16829

Multiagent Reinforcement Learning: Rollout and Policy Iteration

APA

(2020). Multiagent Reinforcement Learning: Rollout and Policy Iteration. The Simons Institute for the Theory of Computing. https://simons.berkeley.edu/talks/tbd-248

MLA

Multiagent Reinforcement Learning: Rollout and Policy Iteration. The Simons Institute for the Theory of Computing, Dec. 03, 2020, https://simons.berkeley.edu/talks/tbd-248

BibTex

          @misc{ scivideos_16829,
            doi = {},
            url = {https://simons.berkeley.edu/talks/tbd-248},
            author = {},
            keywords = {},
            language = {en},
            title = {Multiagent Reinforcement Learning: Rollout and Policy Iteration},
            publisher = {The Simons Institute for the Theory of Computing},
            year = {2020},
            month = {dec},
            note = {16829 see, \url{https://scivideos.org/index.php/Simons-Institute/16829}}
          }
          
Dimitri Bertsekas (ASU & MIT)
Talk number16829
Source RepositorySimons Institute

Abstract

We discuss the solution of multistage decision problems using methods that are based on the idea of policy iteration (PI for short), i.e., start from some base policy and generate an improved policy. Rollout is the simplest method of this type, where just one improved policy is generated. We can view PI as repeated application of rollout, where the rollout policy at each iteration serves as the base policy for the next iteration.

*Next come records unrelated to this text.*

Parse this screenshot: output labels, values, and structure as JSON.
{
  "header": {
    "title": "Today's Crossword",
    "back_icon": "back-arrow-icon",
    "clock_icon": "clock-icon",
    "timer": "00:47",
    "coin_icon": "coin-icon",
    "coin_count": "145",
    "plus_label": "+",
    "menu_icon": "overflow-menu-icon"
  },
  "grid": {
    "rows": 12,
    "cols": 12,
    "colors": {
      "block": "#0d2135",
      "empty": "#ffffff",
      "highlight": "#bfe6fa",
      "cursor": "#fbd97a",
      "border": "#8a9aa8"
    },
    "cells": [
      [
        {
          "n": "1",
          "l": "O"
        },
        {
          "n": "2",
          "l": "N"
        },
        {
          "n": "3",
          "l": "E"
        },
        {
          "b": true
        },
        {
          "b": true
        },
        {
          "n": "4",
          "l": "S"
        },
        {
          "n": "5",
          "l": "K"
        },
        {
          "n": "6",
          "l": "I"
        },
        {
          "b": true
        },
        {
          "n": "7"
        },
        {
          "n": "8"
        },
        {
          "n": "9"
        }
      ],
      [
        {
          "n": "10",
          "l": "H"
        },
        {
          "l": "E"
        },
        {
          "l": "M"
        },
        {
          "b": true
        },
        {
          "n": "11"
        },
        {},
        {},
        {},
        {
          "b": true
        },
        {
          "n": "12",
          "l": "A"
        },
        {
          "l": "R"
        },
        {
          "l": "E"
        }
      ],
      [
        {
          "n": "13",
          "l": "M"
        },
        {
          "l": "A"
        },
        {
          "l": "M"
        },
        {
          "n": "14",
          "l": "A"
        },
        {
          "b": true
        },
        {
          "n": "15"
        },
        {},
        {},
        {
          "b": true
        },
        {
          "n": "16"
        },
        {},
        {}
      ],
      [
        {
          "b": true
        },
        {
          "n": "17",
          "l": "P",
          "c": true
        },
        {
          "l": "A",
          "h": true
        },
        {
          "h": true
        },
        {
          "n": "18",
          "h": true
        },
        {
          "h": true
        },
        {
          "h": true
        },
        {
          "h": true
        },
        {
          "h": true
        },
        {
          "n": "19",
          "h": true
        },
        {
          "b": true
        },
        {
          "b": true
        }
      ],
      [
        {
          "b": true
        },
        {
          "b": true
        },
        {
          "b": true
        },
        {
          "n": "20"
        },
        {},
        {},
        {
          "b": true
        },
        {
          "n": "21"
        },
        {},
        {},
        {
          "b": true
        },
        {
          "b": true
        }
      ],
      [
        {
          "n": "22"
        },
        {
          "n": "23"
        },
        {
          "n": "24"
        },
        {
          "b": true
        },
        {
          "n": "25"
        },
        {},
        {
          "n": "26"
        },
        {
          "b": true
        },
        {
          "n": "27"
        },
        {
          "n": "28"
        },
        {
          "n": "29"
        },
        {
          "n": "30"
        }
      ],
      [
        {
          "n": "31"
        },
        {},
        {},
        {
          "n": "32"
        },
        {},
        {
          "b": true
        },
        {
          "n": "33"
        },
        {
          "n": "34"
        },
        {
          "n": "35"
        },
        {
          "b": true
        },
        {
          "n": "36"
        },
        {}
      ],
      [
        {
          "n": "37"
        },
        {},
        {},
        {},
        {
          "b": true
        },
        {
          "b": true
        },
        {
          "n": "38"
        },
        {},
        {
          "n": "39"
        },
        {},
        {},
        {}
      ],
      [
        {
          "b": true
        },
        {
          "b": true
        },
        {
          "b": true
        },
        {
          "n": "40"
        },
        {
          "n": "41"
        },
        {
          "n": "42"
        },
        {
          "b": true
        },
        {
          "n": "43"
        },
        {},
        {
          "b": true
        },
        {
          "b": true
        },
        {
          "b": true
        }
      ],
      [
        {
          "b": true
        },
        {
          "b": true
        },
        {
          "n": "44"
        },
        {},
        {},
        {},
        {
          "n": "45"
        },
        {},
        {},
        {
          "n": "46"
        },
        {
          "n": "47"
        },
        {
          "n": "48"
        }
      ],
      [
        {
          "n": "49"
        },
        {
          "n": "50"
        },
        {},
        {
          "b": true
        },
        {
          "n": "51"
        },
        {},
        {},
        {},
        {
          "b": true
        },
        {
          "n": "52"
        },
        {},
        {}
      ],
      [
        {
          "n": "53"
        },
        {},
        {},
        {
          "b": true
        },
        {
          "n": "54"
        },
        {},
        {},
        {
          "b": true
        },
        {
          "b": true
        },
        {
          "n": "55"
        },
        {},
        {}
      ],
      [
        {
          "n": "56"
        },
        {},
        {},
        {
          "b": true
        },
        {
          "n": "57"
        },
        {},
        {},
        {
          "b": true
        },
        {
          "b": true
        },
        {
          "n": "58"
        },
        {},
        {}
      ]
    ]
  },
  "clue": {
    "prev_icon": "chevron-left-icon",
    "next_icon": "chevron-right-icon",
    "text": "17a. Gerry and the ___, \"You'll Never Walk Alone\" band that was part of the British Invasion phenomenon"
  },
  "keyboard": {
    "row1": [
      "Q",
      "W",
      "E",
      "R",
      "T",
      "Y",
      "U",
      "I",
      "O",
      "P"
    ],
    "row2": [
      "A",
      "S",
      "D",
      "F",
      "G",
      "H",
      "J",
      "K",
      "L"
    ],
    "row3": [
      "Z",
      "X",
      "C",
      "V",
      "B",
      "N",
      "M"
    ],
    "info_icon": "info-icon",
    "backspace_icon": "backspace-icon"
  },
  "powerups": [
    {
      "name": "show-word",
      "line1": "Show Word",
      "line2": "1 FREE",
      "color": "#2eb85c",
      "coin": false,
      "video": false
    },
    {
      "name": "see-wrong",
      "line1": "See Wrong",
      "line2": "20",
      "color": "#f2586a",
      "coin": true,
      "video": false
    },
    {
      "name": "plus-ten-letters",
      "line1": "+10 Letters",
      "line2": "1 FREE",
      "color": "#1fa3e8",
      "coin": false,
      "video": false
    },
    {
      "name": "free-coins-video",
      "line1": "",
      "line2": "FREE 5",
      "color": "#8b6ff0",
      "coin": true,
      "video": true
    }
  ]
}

In contrast with PI, rollout can be applied on-line and is suitable for on-line replanning. Moreover, rollout can use as base policy one of the policies produced by PI, thereby improving on that policy. This is the type of scheme underlying the prominently successful AlphaZero chess program. In this paper we focus on rollout and PI-like methods for multiagent problems, where the control consists of multiple components each selected (conceptually) by a separate agent. We discuss an approach, whereby at every stage, the agents sequentially (one-at-a-time) execute a local rollout algorithm that uses a base policy, together with some coordinating information from the other agents. The amount of total computation required at every stage grows linearly with the number of agents. By contrast, in the standard rollout algorithm, the amount of total computation grows exponentially with the number of agents. Despite the dramatic reduction in required computation, we show that our multiagent rollout algorithm has the fundamental cost improvement property of standard rollout: it guarantees an improved performance relative to the base policy.  We first develop our agent-by-agent policy improvement approach  for finite horizon problems, and then we extend it to exact and approximate PI for discounted and other infinite horizon problems. We prove that the cost improvement property steers the algorithm towards convergence to an agent-by-agent optimal policy, thus establishing a connection with the theory of teams. We also discuss autonomous multiagent rollout schemes that allow the agents to make decisions autonomously through the use of precomputed signaling information, which  is sufficient to maintain the cost improvement property, without any on-line coordination of control selection between the agents.